Johnson & Johnson /

Shining a light on the need for prostate cancer screening

Every 45 minutes, a man in the UK dies from prostate cancer. Half are diagnosed too late. Despite being the most common cancer in men, it remains the only major cancer without a national screening programme.

We know 1 in 4 Black men will get prostate cancer – twice the rate for white men – and have higher rates of stage 3 and stage 4 prostate cancer than any other ethnic group.

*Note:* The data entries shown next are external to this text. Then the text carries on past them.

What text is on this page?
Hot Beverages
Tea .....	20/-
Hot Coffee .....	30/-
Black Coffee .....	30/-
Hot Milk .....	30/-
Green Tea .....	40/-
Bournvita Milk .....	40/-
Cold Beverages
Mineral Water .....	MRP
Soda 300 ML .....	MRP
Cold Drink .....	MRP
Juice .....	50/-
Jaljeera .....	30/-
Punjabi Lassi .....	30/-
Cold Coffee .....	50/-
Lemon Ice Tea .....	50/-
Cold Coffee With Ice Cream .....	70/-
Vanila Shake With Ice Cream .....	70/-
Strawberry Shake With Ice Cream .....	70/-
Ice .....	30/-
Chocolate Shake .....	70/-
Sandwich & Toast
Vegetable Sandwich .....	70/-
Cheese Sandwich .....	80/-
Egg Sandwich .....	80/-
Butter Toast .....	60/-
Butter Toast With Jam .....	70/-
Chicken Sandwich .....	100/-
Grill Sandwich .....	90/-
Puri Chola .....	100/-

With the advent of new technologies making screening more accurate, Johnson & Johnson joined forces with patient groups to demonstrate the need for change, shining a light on the men being missed and the urgent need for reform.

The work

Working with Johnson & Johnson, we built a unifying campaign to spotlight the urgent need for prostate cancer screening. Too many men were being missed – so we set out to make them seen. ‘Can you C Me?’ was built around a simple but powerful visual cue: a hand forming the letter C, symbolising those left unseen by a broken system. We combined real patient stories with hard data, mapped regional inequalities, and highlighted how the UK is lagging behind global standards. Launched in Parliament and backed by MPs, the campaign used compelling visuals, polling and advocacy tools to drive momentum with decision-makers, clinicians and the media.

Our achievements

The campaign, driven alongside six leading patient advocacy groups, drove unified action on screening. It secured political cut-through and helped shape Party commitments – with MPs pledging public support; the Liberal Democrat 2024 election manifesto backing a targeted screening programme and Labour committing to double CT and MRI capacity (essential for screenings); 42 Parliamentary Questions tabled in 2024 (up from 8 in 2023); and media coverage including ITV, Sky and BBC News.

Its momentum helped move prostate cancer up the political agenda and pushed the National Screening Committee to review new evidence, with prostate screening now expected to feature in the Secretary of State for Health and Social Care’s Men’s Health Strategy.